Prevent Injuries and Fatalities from Common Construction Hazards

CII's Safety CBA continues to recognize Construction Safety Week, with this post by Dr. Lindsay Jenkins, SVP of Strategy and Technical Operations, Urbint.
 
According to the Bureau of Labor Statistics (BLS), there were 200,100 nonfatal work-related injuries or illnesses in the construction industry in 2019. An additional 1,066 construction and extraction workers tragically died of work-related injuries, according to the BLS. This number represents a 6 percent increase from the previous year and the highest figure since 2007.
 
Construction work is inherently dangerous, but that doesn’t mean injuries and fatalities are unavoidable. Read on for the four most common construction hazards and tips to prevent incidents.

1. Falls

Some 880 people died from slips, trips, and falls in 2019, according to the BLS. This is an 11 percent increase from 2018.
 
The majority of deadly falls happen when workers fall from elevation (i.e., a higher level to a lower level).
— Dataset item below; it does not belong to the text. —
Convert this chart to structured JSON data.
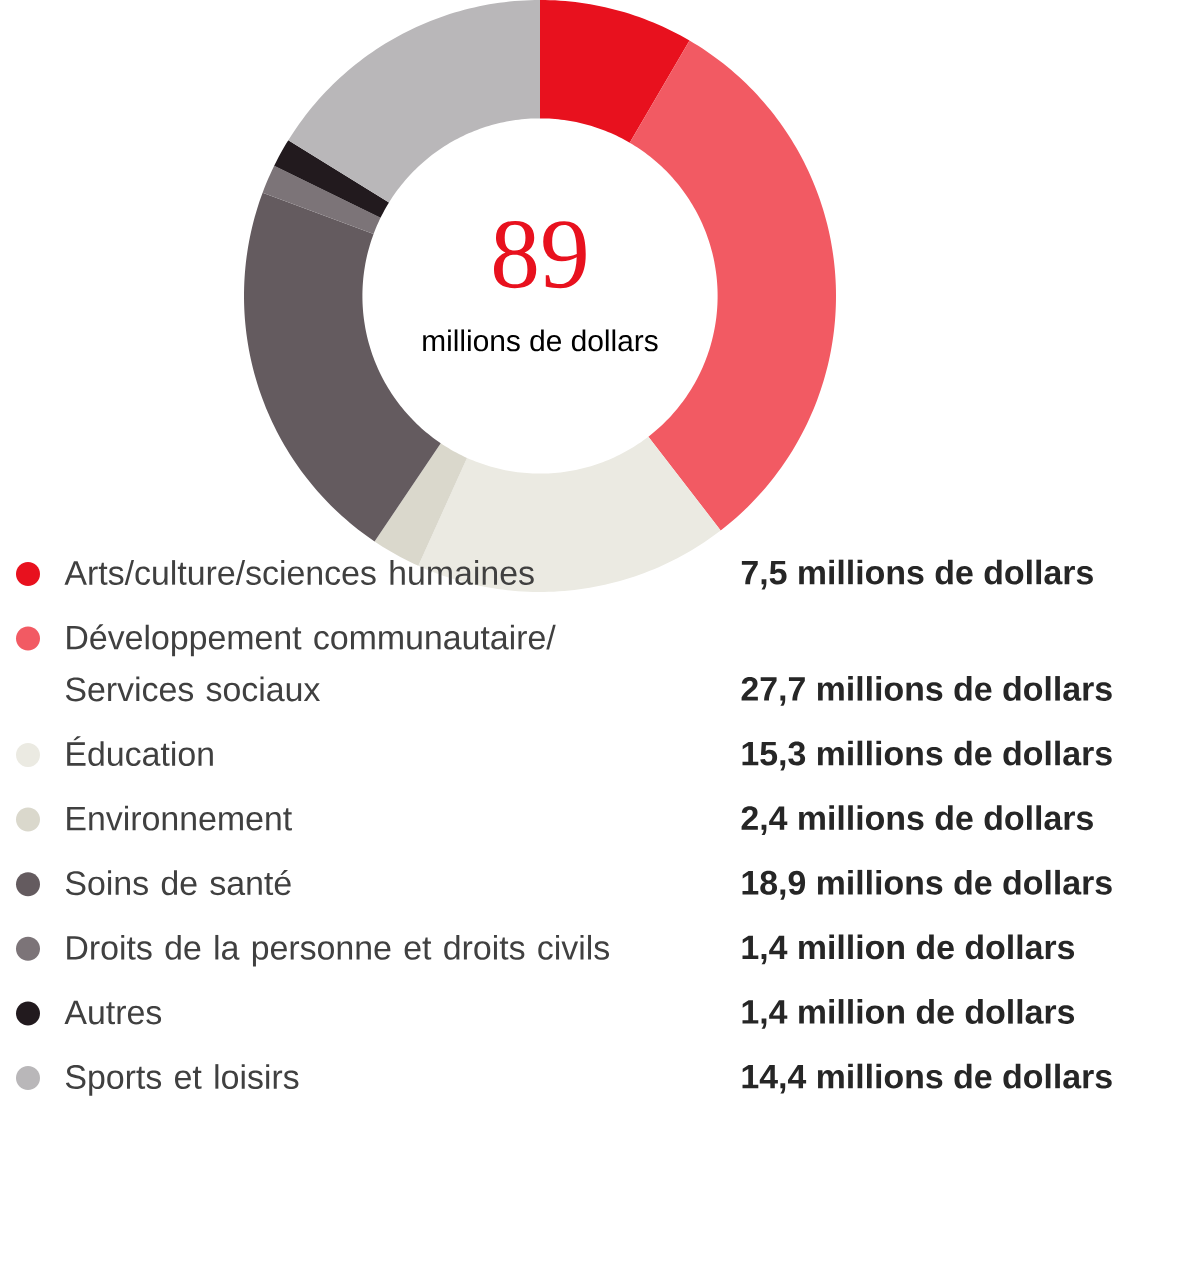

Construction supervisors should follow these tips to prevent falls from elevation:
 
  • Use personal fall arrest systems.
  • Install and maintain perimeter protection.
  • Cover and secure floor openings, and label floor opening covers.
  • Use ladders and scaffolds safely.
 
Same-level falls are less likely to result in death, but they can cause injuries like sprains and fractures that require time off work. To prevent same-level falls, ensure proper ladder use and keep work areas clear of tripping hazards like loose gravel, tattered mats, and tangled wires. Also, instruct workers to be on the lookout for slick surfaces, particularly after inclement weather.

2. Struck by

Heavy and/or fast-moving objects are threatening to workers. In 2019, more than 500 workers died when they were struck by a vehicle or object, including falling, discharged, and flying objects.
 
One way to prevent injuries and fatalities from moving construction hazards is to ensure workers are wearing the proper personal protective equipment including hard hats and high-visibility clothes. Construction supervisors should also emphasize the importance of workers staying aware of their surroundings. Workers can be killed if positioned between moving and a fixed object, for example, but the worst is preventable when they’re on the lookout for this scenario.

3. Caught in/between

In 2019, 120 workers died after being caught in or compressed by equipment or objects, according to the BLS. An additional 83 died when they were struck, caught, or crushed in collapsing structure, equipment, or material.
 
Unprotected trenches are particularly dangerous. According to OSHA, one cubic yard of soil can weigh up to 3,000 pounds—the weight of a small automobile—giving a worker in a trench little chance of survival if the walls collapse.
 
In the case of trenches, prevent injuries and fatalities by protecting all trenches or excavations 5 feet or deeper with an adequate system such as sloping, shoring, benching, or trench shield systems. (Shallower trenches may also require protection.) Also, instruct workers to never enter a trench if it is not properly protected, even if they’re just completing a short task.

4. Electrocution

Some 642 workers died in 2019 after exposure to harmful substances or environments, according to the BLS. One-quarter of these deaths (166) were from exposure to electricity.
 
To prevent injuries and fatalities caused by electrocution, construction supervisors should instruct their workers to:
 
  • Locate and identify utilities before starting work.
  • Look for overhead power lines when operating any equipment.
  • Maintain a safe distance away from power lines.
  • Only use grounded or double-insulated portable electric tools.
  • Use ground-fault circuit interrupters for protection.
  • Be alert to electrical hazards when working with ladders, scaffolds, or other platforms.
 
Although construction work is hazardous, it’s possible to prevent worker injuries and fatalities by following standards and best practices set forth by OSHA and staying alert to risks and threats.